Why doesn't ZIP Compression compress anything?

If you're compressing things that are already compressed (AVI, JPEG, MP3), you won't gain much other than packing everything in a single file.


Compression works by looking for repetitive patterns inside the items to compress. Also because you do not want to lose any data while compressing your files, the compression must be lossless(*).
Now with that in the back in your head, think about the way files (items) are stored on a computer. At the lowest level, they are all just a bunch of 0's and 1's.

The question can thus be transformed to: "How can I represent a bunch of 1's and 0's in a more compact way than the original representation?"

So lets start from the beginning, how can you compact the normal representation of a single bit (a single 1 or a single 0)?
The answer is really easy: you can't!... a single bit is represented in the most compact manner possible.

Fair enough, let us take a bigger example, how would you compress a binary string like 0111 0111 0100 0111?
Well because we already know that looking at the individual bits won't help us at all, we know that we have to look at a bigger scale. For example, let's take 4 bits at a time. We now see that the binary string "0111" will occur 3 times in the example, so why don't we represent that with a single bit: 0? but this still leaves 0100 in the dark, so let us represent that with "1"
We know have compressed the original to: "0010"

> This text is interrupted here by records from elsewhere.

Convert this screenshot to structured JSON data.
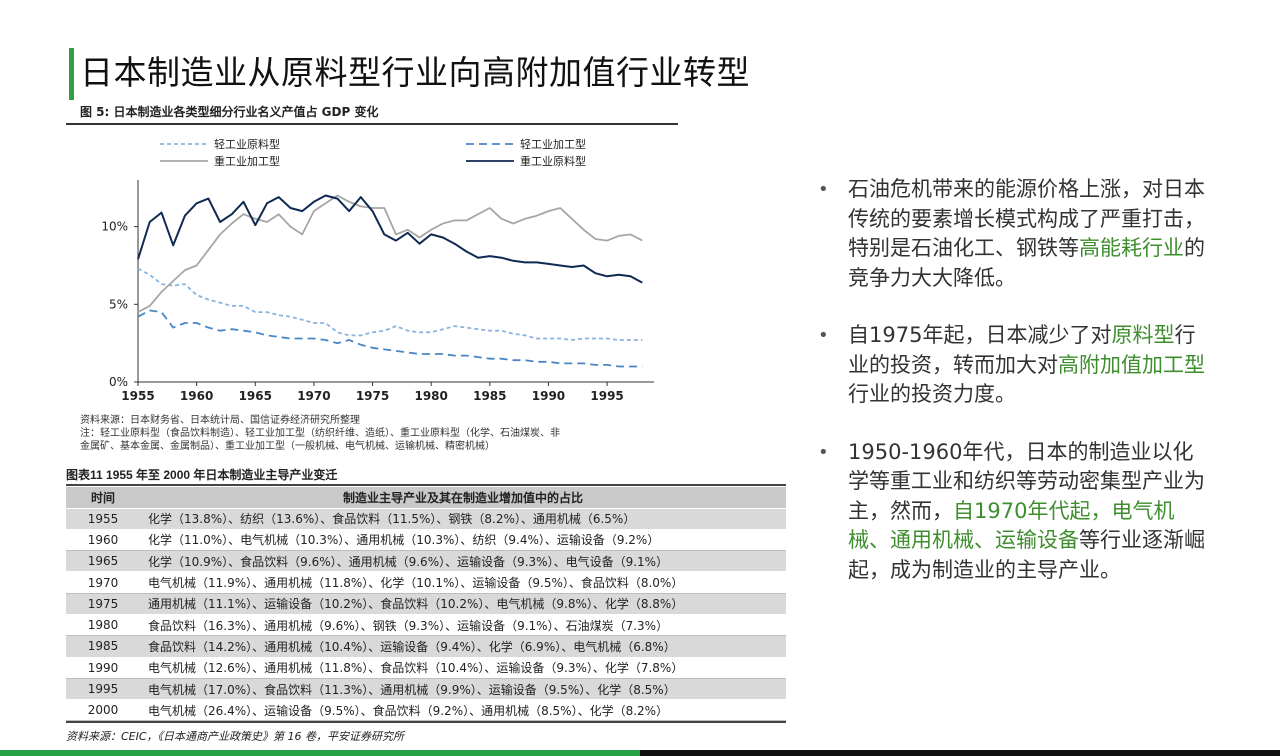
{
  "slide": {
    "title": "日本制造业从原料型行业向高附加值行业转型"
  },
  "figure": {
    "caption": "图 5:  日本制造业各类型细分行业名义产值占 GDP 变化",
    "notes": [
      "资料来源：日本财务省、日本统计局、国信证券经济研究所整理",
      "注：轻工业原料型（食品饮料制造）、轻工业加工型（纺织纤维、造纸）、重工业原料型（化学、石油煤炭、非",
      "金属矿、基本金属、金属制品）、重工业加工型（一般机械、电气机械、运输机械、精密机械）"
    ]
  },
  "chart_data": {
    "type": "line",
    "x": [
      1955,
      1956,
      1957,
      1958,
      1959,
      1960,
      1961,
      1962,
      1963,
      1964,
      1965,
      1966,
      1967,
      1968,
      1969,
      1970,
      1971,
      1972,
      1973,
      1974,
      1975,
      1976,
      1977,
      1978,
      1979,
      1980,
      1981,
      1982,
      1983,
      1984,
      1985,
      1986,
      1987,
      1988,
      1989,
      1990,
      1991,
      1992,
      1993,
      1994,
      1995,
      1996,
      1997,
      1998
    ],
    "xticks": [
      1955,
      1960,
      1965,
      1970,
      1975,
      1980,
      1985,
      1990,
      1995
    ],
    "yticks": [
      "0%",
      "5%",
      "10%"
    ],
    "ylim": [
      0,
      13
    ],
    "series": [
      {
        "name": "轻工业原料型",
        "color": "#8ab4dd",
        "dash": "4,3",
        "values": [
          7.3,
          6.9,
          6.3,
          6.2,
          6.3,
          5.6,
          5.3,
          5.1,
          4.9,
          4.9,
          4.5,
          4.5,
          4.3,
          4.2,
          4.0,
          3.8,
          3.8,
          3.2,
          3.0,
          3.0,
          3.2,
          3.3,
          3.6,
          3.3,
          3.2,
          3.2,
          3.4,
          3.6,
          3.5,
          3.4,
          3.3,
          3.3,
          3.1,
          3.0,
          2.8,
          2.8,
          2.8,
          2.7,
          2.8,
          2.8,
          2.8,
          2.7,
          2.7,
          2.7
        ]
      },
      {
        "name": "轻工业加工型",
        "color": "#4a86c5",
        "dash": "8,5",
        "values": [
          4.2,
          4.6,
          4.5,
          3.5,
          3.8,
          3.8,
          3.5,
          3.3,
          3.4,
          3.3,
          3.2,
          3.0,
          2.9,
          2.8,
          2.8,
          2.8,
          2.7,
          2.5,
          2.7,
          2.4,
          2.2,
          2.1,
          2.0,
          1.9,
          1.8,
          1.8,
          1.8,
          1.7,
          1.7,
          1.6,
          1.5,
          1.5,
          1.4,
          1.4,
          1.3,
          1.3,
          1.2,
          1.2,
          1.2,
          1.1,
          1.1,
          1.0,
          1.0,
          1.0
        ]
      },
      {
        "name": "重工业加工型",
        "color": "#a6a6a6",
        "dash": "",
        "values": [
          4.5,
          4.9,
          5.8,
          6.5,
          7.2,
          7.5,
          8.5,
          9.5,
          10.2,
          10.8,
          10.5,
          10.3,
          10.8,
          10.0,
          9.5,
          11.0,
          11.5,
          12.0,
          11.6,
          11.3,
          11.2,
          11.2,
          9.5,
          9.8,
          9.3,
          9.8,
          10.2,
          10.4,
          10.4,
          10.8,
          11.2,
          10.5,
          10.2,
          10.5,
          10.7,
          11.0,
          11.2,
          10.5,
          9.8,
          9.2,
          9.1,
          9.4,
          9.5,
          9.1
        ]
      },
      {
        "name": "重工业原料型",
        "color": "#0f2a52",
        "dash": "",
        "values": [
          7.9,
          10.3,
          10.9,
          8.8,
          10.7,
          11.5,
          11.8,
          10.3,
          10.8,
          11.6,
          10.1,
          11.5,
          11.9,
          11.2,
          11.0,
          11.6,
          12.0,
          11.8,
          11.0,
          11.9,
          11.0,
          9.5,
          9.1,
          9.6,
          8.9,
          9.5,
          9.3,
          8.9,
          8.4,
          8.0,
          8.1,
          8.0,
          7.8,
          7.7,
          7.7,
          7.6,
          7.5,
          7.4,
          7.5,
          7.0,
          6.8,
          6.9,
          6.8,
          6.4
        ]
      }
    ]
  },
  "table": {
    "caption": "图表11    1955 年至 2000 年日本制造业主导产业变迁",
    "headers": [
      "时间",
      "制造业主导产业及其在制造业增加值中的占比"
    ],
    "rows": [
      {
        "year": "1955",
        "desc": "化学（13.8%）、纺织（13.6%）、食品饮料（11.5%）、钢铁（8.2%）、通用机械（6.5%）"
      },
      {
        "year": "1960",
        "desc": "化学（11.0%）、电气机械（10.3%）、通用机械（10.3%）、纺织（9.4%）、运输设备（9.2%）"
      },
      {
        "year": "1965",
        "desc": "化学（10.9%）、食品饮料（9.6%）、通用机械（9.6%）、运输设备（9.3%）、电气设备（9.1%）"
      },
      {
        "year": "1970",
        "desc": "电气机械（11.9%）、通用机械（11.8%）、化学（10.1%）、运输设备（9.5%）、食品饮料（8.0%）"
      },
      {
        "year": "1975",
        "desc": "通用机械（11.1%）、运输设备（10.2%）、食品饮料（10.2%）、电气机械（9.8%）、化学（8.8%）"
      },
      {
        "year": "1980",
        "desc": "食品饮料（16.3%）、通用机械（9.6%）、钢铁（9.3%）、运输设备（9.1%）、石油煤炭（7.3%）"
      },
      {
        "year": "1985",
        "desc": "食品饮料（14.2%）、通用机械（10.4%）、运输设备（9.4%）、化学（6.9%）、电气机械（6.8%）"
      },
      {
        "year": "1990",
        "desc": "电气机械（12.6%）、通用机械（11.8%）、食品饮料（10.4%）、运输设备（9.3%）、化学（7.8%）"
      },
      {
        "year": "1995",
        "desc": "电气机械（17.0%）、食品饮料（11.3%）、通用机械（9.9%）、运输设备（9.5%）、化学（8.5%）"
      },
      {
        "year": "2000",
        "desc": "电气机械（26.4%）、运输设备（9.5%）、食品饮料（9.2%）、通用机械（8.5%）、化学（8.2%）"
      }
    ],
    "source": "资料来源：CEIC，《日本通商产业政策史》第 16 卷，平安证券研究所"
  },
  "bullets": [
    {
      "parts": [
        {
          "text": "石油危机带来的能源价格上涨，对日本传统的要素增长模式构成了严重打击，特别是石油化工、钢铁等",
          "hl": false
        },
        {
          "text": "高能耗行业",
          "hl": true
        },
        {
          "text": "的竞争力大大降低。",
          "hl": false
        }
      ]
    },
    {
      "parts": [
        {
          "text": "自1975年起，日本减少了对",
          "hl": false
        },
        {
          "text": "原料型",
          "hl": true
        },
        {
          "text": "行业的投资，转而加大对",
          "hl": false
        },
        {
          "text": "高附加值加工型",
          "hl": true
        },
        {
          "text": "行业的投资力度。",
          "hl": false
        }
      ]
    },
    {
      "parts": [
        {
          "text": "1950-1960年代，日本的制造业以化学等重工业和纺织等劳动密集型产业为主，然而，",
          "hl": false
        },
        {
          "text": "自1970年代起，电气机械、通用机械、运输设备",
          "hl": true
        },
        {
          "text": "等行业逐渐崛起，成为制造业的主导产业。",
          "hl": false
        }
      ]
    }
  ],
  "colors": {
    "accent_green": "#2f9e44",
    "highlight_green": "#3f8e2e",
    "footer_green": "#25a244",
    "footer_black": "#111111",
    "table_header_bg": "#c9c9c9",
    "table_row_bg": "#d9d9d9"
  }
}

That's really good! However this is just the basic of basics of the "Huffman encoding algorithm", and in the real world it will be a little more complicated than that (and you would also need to store a table with the encoding information in it, but that's a bit to far for answering this question).

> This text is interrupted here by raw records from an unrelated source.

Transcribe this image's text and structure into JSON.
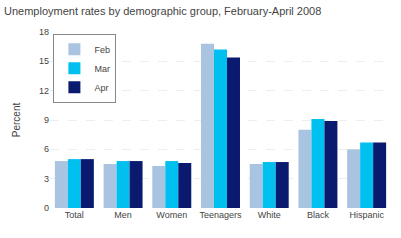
{
  "chart_data": {
    "type": "bar",
    "title": "Unemployment rates by demographic group, February-April 2008",
    "categories": [
      "Total",
      "Men",
      "Women",
      "Teenagers",
      "White",
      "Black",
      "Hispanic"
    ],
    "series": [
      {
        "name": "Feb",
        "color": "#a8c4e0",
        "values": [
          4.8,
          4.5,
          4.3,
          16.8,
          4.5,
          8.0,
          6.0
        ]
      },
      {
        "name": "Mar",
        "color": "#00c0f0",
        "values": [
          5.0,
          4.8,
          4.8,
          16.2,
          4.7,
          9.1,
          6.7
        ]
      },
      {
        "name": "Apr",
        "color": "#0a1a6e",
        "values": [
          5.0,
          4.8,
          4.6,
          15.4,
          4.7,
          8.9,
          6.7
        ]
      }
    ],
    "ylabel": "Percent",
    "ylim": [
      0,
      18
    ],
    "yticks": [
      0,
      3,
      6,
      9,
      12,
      15,
      18
    ],
    "grid": true,
    "legend": "upper left"
  }
}
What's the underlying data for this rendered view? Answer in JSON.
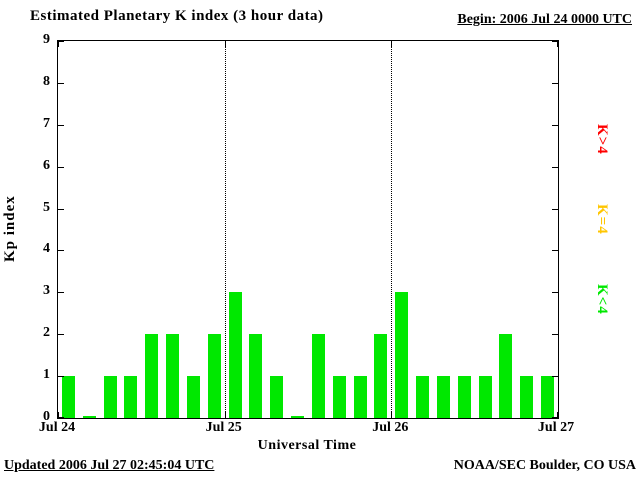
{
  "header": {
    "title": "Estimated Planetary K index (3 hour data)",
    "begin_label": "Begin: 2006 Jul 24 0000 UTC"
  },
  "footer": {
    "updated": "Updated 2006 Jul 27 02:45:04 UTC",
    "credit": "NOAA/SEC Boulder, CO USA"
  },
  "chart_data": {
    "type": "bar",
    "title": "Estimated Planetary K index (3 hour data)",
    "xlabel": "Universal Time",
    "ylabel": "Kp index",
    "ylim": [
      0,
      9
    ],
    "yticks": [
      0,
      1,
      2,
      3,
      4,
      5,
      6,
      7,
      8,
      9
    ],
    "x_tick_labels": [
      "Jul 24",
      "Jul 25",
      "Jul 26",
      "Jul 27"
    ],
    "values": [
      1,
      0,
      1,
      1,
      2,
      2,
      1,
      2,
      3,
      2,
      1,
      0,
      2,
      1,
      1,
      2,
      3,
      1,
      1,
      1,
      1,
      2,
      1,
      1
    ],
    "bar_color": "#00e800",
    "grid": "vertical dotted lines at day boundaries",
    "legend_position": "right, rotated",
    "legend": [
      {
        "label": "K>4",
        "color": "#ff0000"
      },
      {
        "label": "K=4",
        "color": "#ffc600"
      },
      {
        "label": "K<4",
        "color": "#00e800"
      }
    ]
  }
}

Now to really answer your question: why can't all data be compressed that good?, well let's take another example: "0001 0110 1000 1111", if we would use the same technique as above we would not be able to compress the data (no repetition is found), and thus would not benefit from compression...


(*) there are of course exceptions on this. The most known example of this is the compression used for MP3 files. here some information about the sounds will get lost while converting it from the raw, original file, to the MP3 format, this compression is thus lossy. Another example is the .JPG format for images


The process of compressing takes repeatable patterns and tokenizes them to shorter patterns. The output is then mostly non-repeatable and therefore cannot be compressed by much, if at all.


From the Limitations section of the Wikipedia article on Lossless Compression:

Lossless data compression algorithms cannot guarantee compression for all input data sets. In other words, for any (lossless) data compression algorithm, there will be an input data set that does not get smaller when processed by the algorithm. This is easily proven with elementary mathematics using a counting argument. ...

Basically, it's theoretically impossible to compress all possible input data losslessly.